As Durbridge started to flag up ahead, Plapp was given the green light to attack from the bunch with 15km to go, catching his teammate as the bell sounded for the final lap.
“I’ve just got to thank Luke Plapp at the end there,” Durbridge said.
“It was looking pretty dire straits … he’s a true champion.
“I don’t know what would have happened if he didn’t come across, but he gave that to me and I can’t thank him enough.
“Both quads had gone and my back too, he just said ‘hold the wheel and it’s yours.’ I just had to suffer.”
Liam Walsh finished in third place, with Harper fifth, Vine sixth and Hindley ninth.
Held in Perth for the first time since 1997 after 18 years in Victoria, Durbridge was a popular winner, having grown up in Perth’s eastern suburbs and having regularly trained on these roads.
Youngster Stewart stuns elites
Earlier in the women’s race, 20-year-old Lucinda Stewart stunned a high-quality field to claim both the U23 and elite race victories.

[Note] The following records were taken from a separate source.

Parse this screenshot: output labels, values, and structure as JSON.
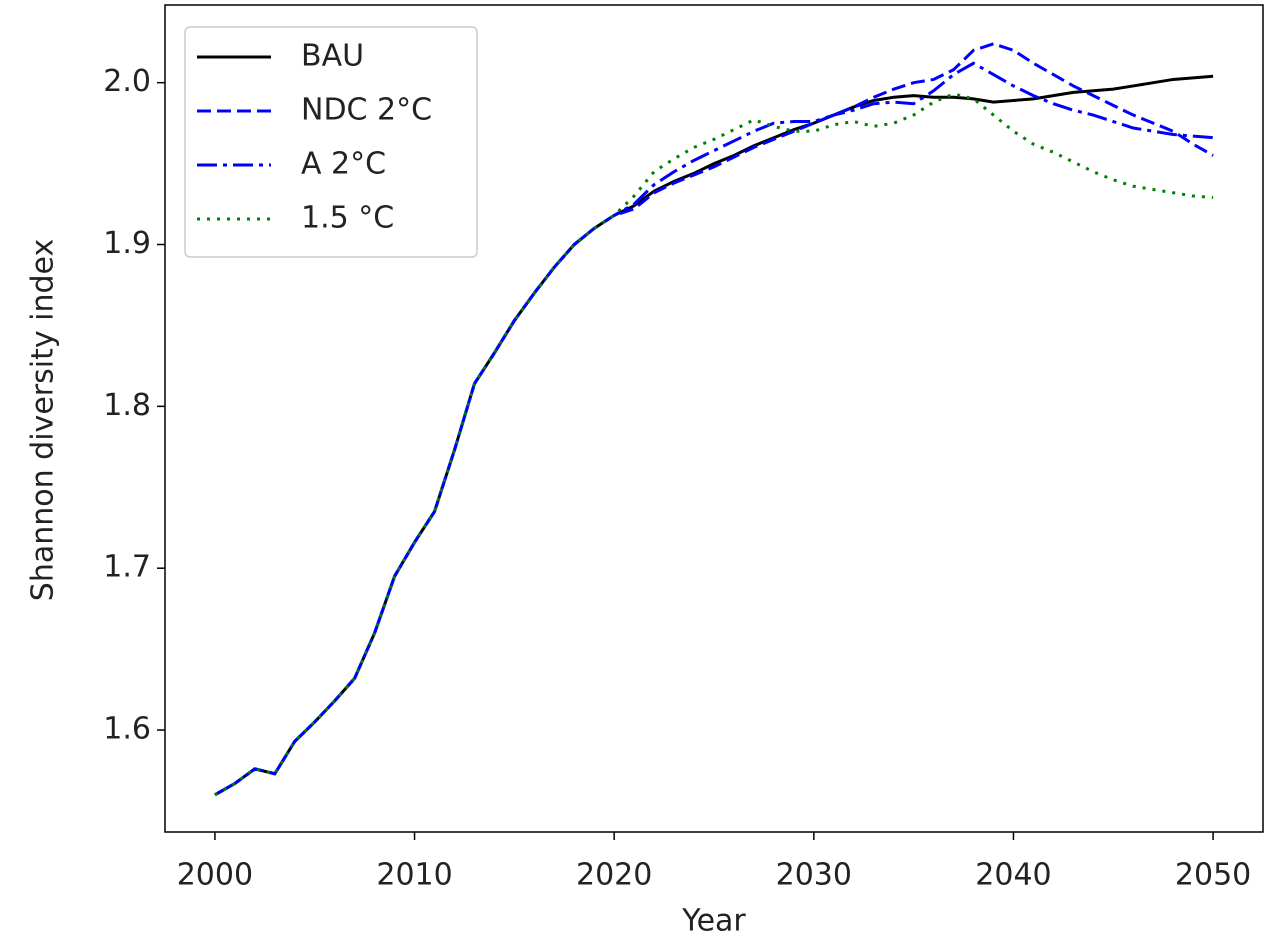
{
  "chart_data": {
    "type": "line",
    "xlabel": "Year",
    "ylabel": "Shannon diversity index",
    "x": [
      2000,
      2001,
      2002,
      2003,
      2004,
      2005,
      2006,
      2007,
      2008,
      2009,
      2010,
      2011,
      2012,
      2013,
      2014,
      2015,
      2016,
      2017,
      2018,
      2019,
      2020,
      2021,
      2022,
      2023,
      2024,
      2025,
      2026,
      2027,
      2028,
      2029,
      2030,
      2031,
      2032,
      2033,
      2034,
      2035,
      2036,
      2037,
      2038,
      2039,
      2040,
      2041,
      2042,
      2043,
      2044,
      2045,
      2046,
      2047,
      2048,
      2049,
      2050
    ],
    "series": [
      {
        "name": "BAU",
        "color": "#000000",
        "linestyle": "solid",
        "values": [
          1.56,
          1.567,
          1.576,
          1.573,
          1.593,
          1.605,
          1.618,
          1.632,
          1.66,
          1.695,
          1.716,
          1.735,
          1.773,
          1.814,
          1.833,
          1.853,
          1.87,
          1.886,
          1.9,
          1.91,
          1.918,
          1.924,
          1.933,
          1.939,
          1.944,
          1.95,
          1.955,
          1.961,
          1.966,
          1.971,
          1.975,
          1.98,
          1.985,
          1.989,
          1.991,
          1.992,
          1.991,
          1.991,
          1.99,
          1.988,
          1.989,
          1.99,
          1.992,
          1.994,
          1.995,
          1.996,
          1.998,
          2.0,
          2.002,
          2.003,
          2.004
        ]
      },
      {
        "name": "NDC 2°C",
        "color": "#0000ff",
        "linestyle": "dashed",
        "values": [
          1.56,
          1.567,
          1.576,
          1.573,
          1.593,
          1.605,
          1.618,
          1.632,
          1.66,
          1.695,
          1.716,
          1.735,
          1.773,
          1.814,
          1.833,
          1.853,
          1.87,
          1.886,
          1.9,
          1.91,
          1.918,
          1.922,
          1.932,
          1.938,
          1.943,
          1.948,
          1.954,
          1.96,
          1.965,
          1.97,
          1.975,
          1.98,
          1.985,
          1.991,
          1.996,
          2.0,
          2.002,
          2.008,
          2.02,
          2.024,
          2.02,
          2.012,
          2.005,
          1.998,
          1.992,
          1.986,
          1.98,
          1.975,
          1.97,
          1.962,
          1.955
        ]
      },
      {
        "name": "A 2°C",
        "color": "#0000ff",
        "linestyle": "dashdot",
        "values": [
          1.56,
          1.567,
          1.576,
          1.573,
          1.593,
          1.605,
          1.618,
          1.632,
          1.66,
          1.695,
          1.716,
          1.735,
          1.773,
          1.814,
          1.833,
          1.853,
          1.87,
          1.886,
          1.9,
          1.91,
          1.918,
          1.925,
          1.937,
          1.945,
          1.952,
          1.958,
          1.964,
          1.97,
          1.975,
          1.976,
          1.976,
          1.98,
          1.983,
          1.987,
          1.988,
          1.987,
          1.995,
          2.005,
          2.012,
          2.005,
          1.998,
          1.992,
          1.987,
          1.983,
          1.98,
          1.976,
          1.972,
          1.97,
          1.968,
          1.967,
          1.966
        ]
      },
      {
        "name": "1.5 °C",
        "color": "#008000",
        "linestyle": "dotted",
        "values": [
          1.56,
          1.567,
          1.576,
          1.573,
          1.593,
          1.605,
          1.618,
          1.632,
          1.66,
          1.695,
          1.716,
          1.735,
          1.773,
          1.814,
          1.833,
          1.853,
          1.87,
          1.886,
          1.9,
          1.91,
          1.918,
          1.93,
          1.945,
          1.953,
          1.96,
          1.965,
          1.971,
          1.977,
          1.973,
          1.97,
          1.97,
          1.974,
          1.976,
          1.973,
          1.975,
          1.98,
          1.988,
          1.993,
          1.99,
          1.98,
          1.97,
          1.962,
          1.957,
          1.951,
          1.945,
          1.94,
          1.936,
          1.934,
          1.932,
          1.93,
          1.929
        ]
      }
    ],
    "xlim": [
      1997.5,
      2052.5
    ],
    "xticks": [
      2000,
      2010,
      2020,
      2030,
      2040,
      2050
    ],
    "ylim": [
      1.537,
      2.048
    ],
    "yticks": [
      1.6,
      1.7,
      1.8,
      1.9,
      {
        "value": 2,
        "label": "2.0"
      }
    ],
    "grid": false,
    "legend": "upper left"
  }
}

Stewart, of Liv AlUla Jayco’s continental development team, won the 109km race in a four-up sprint ahead of former ARA-Skip Capital teammate Ella Simpson, Cassia Boglio and Katelyn Nicholson in two hours 46 minutes and 59 seconds.
“I actually have no words,” Stewart, who leaves for Europe on Tuesday to meet her new teammates, said post-race.

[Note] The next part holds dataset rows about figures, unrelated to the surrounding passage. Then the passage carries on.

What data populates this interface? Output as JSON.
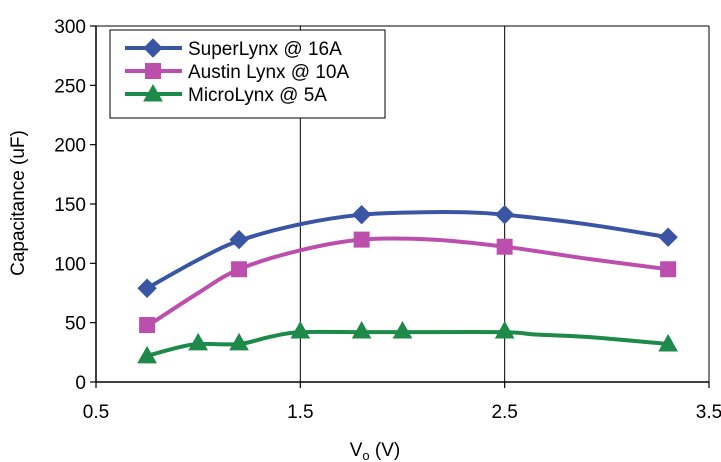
{
  "chart_data": {
    "type": "line",
    "title": "",
    "xlabel": "V",
    "xlabel_sub": "o",
    "xlabel_unit": " (V)",
    "ylabel": "Capacitance (uF)",
    "xlim": [
      0.5,
      3.5
    ],
    "ylim": [
      0,
      300
    ],
    "xticks": [
      0.5,
      1.5,
      2.5,
      3.5
    ],
    "xtick_labels": [
      "0.5",
      "1.5",
      "2.5",
      "3.5"
    ],
    "yticks": [
      0,
      50,
      100,
      150,
      200,
      250,
      300
    ],
    "ytick_labels": [
      "0",
      "50",
      "100",
      "150",
      "200",
      "250",
      "300"
    ],
    "grid": "vertical",
    "legend_position": "top-left",
    "series": [
      {
        "name": "SuperLynx @ 16A",
        "color": "#3a55a4",
        "marker": "diamond",
        "curve_x": [
          0.75,
          1.0,
          1.2,
          1.5,
          1.8,
          2.1,
          2.3,
          2.5,
          2.9,
          3.3
        ],
        "curve_y": [
          79,
          103,
          119,
          133,
          141,
          143,
          143,
          141,
          133,
          122
        ],
        "marker_x": [
          0.75,
          1.2,
          1.8,
          2.5,
          3.3
        ],
        "marker_y": [
          79,
          120,
          141,
          141,
          122
        ]
      },
      {
        "name": "Austin Lynx @ 10A",
        "color": "#bc4fad",
        "marker": "square",
        "curve_x": [
          0.75,
          1.0,
          1.2,
          1.5,
          1.8,
          2.15,
          2.5,
          2.9,
          3.3
        ],
        "curve_y": [
          47,
          75,
          95,
          111,
          120,
          120,
          114,
          104,
          95
        ],
        "marker_x": [
          0.75,
          1.2,
          1.8,
          2.5,
          3.3
        ],
        "marker_y": [
          48,
          95,
          120,
          114,
          95
        ]
      },
      {
        "name": "MicroLynx @ 5A",
        "color": "#1e8a4a",
        "marker": "triangle",
        "curve_x": [
          0.75,
          0.9,
          1.0,
          1.2,
          1.35,
          1.5,
          1.8,
          2.0,
          2.5,
          2.65,
          2.9,
          3.3
        ],
        "curve_y": [
          22,
          29,
          32,
          32,
          38,
          42,
          42,
          42,
          42,
          40,
          38,
          32
        ],
        "marker_x": [
          0.75,
          1.0,
          1.2,
          1.5,
          1.8,
          2.0,
          2.5,
          3.3
        ],
        "marker_y": [
          22,
          33,
          33,
          43,
          43,
          43,
          43,
          32
        ]
      }
    ]
  }
}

“I’m just stoked to be able to pull this off.”
Stewart is the youngest winner of the women’s elite road title since Sarah Gigante won it as an 18-year-old in 2019.

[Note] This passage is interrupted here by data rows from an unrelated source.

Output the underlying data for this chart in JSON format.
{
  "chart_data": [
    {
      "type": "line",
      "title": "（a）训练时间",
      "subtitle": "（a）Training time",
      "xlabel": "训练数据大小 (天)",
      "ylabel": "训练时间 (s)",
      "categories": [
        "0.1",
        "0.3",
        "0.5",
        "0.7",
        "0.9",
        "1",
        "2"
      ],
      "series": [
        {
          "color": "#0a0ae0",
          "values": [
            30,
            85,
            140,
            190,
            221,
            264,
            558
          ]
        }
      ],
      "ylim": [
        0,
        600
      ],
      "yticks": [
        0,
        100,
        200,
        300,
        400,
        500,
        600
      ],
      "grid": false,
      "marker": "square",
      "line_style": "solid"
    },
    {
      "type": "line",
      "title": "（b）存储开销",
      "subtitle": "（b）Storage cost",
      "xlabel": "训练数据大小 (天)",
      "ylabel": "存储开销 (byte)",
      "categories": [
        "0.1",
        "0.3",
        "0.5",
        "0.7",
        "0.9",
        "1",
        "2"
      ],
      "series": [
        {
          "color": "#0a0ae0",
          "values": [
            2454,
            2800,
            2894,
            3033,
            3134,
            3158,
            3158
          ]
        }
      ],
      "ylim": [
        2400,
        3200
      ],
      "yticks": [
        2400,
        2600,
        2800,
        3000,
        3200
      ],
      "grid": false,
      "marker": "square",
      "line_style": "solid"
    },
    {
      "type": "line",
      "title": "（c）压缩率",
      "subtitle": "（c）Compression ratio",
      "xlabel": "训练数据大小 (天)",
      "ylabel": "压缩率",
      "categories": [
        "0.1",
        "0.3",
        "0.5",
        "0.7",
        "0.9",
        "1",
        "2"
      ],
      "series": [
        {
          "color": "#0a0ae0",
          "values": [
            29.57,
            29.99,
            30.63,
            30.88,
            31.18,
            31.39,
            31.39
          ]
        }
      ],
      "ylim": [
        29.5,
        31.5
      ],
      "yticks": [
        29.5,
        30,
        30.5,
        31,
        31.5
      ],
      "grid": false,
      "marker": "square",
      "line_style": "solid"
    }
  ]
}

That quartet were part of a five-woman breakaway that established a massive lead of over six minutes on the circuit, catching out a number of the pre-race favourites with an attack launched on the second of the eight laps.
Amber Pate and Amanda Spratt eventually, belatedly realised the danger that group posed and gave chase with just under 40km remaining.
However, they could only cut the lead of that group in half, finishing two minutes and six seconds behind, with Sarah Roy leading home the rest of the peloton, four minutes, 55 seconds back.
“I just feel so much pride in these colours,” Stewart said.
“I look up to these girls, my teammates, so, so much and I have so much respect for them. I know how strong they are and to be the only one in the break from my team I knew I had to pull it off, there was no other option.
“I definitely felt the pressure … I knew how much those girls had worked and I just really wanted to pull it off for them.”
Liv AlUla Jayco team director Gene Bates said he was “a bit surprised” that none of the other teams tried to stop the gap from growing so large
“That really played into our hands in the end, so we couldn’t be happier” he said.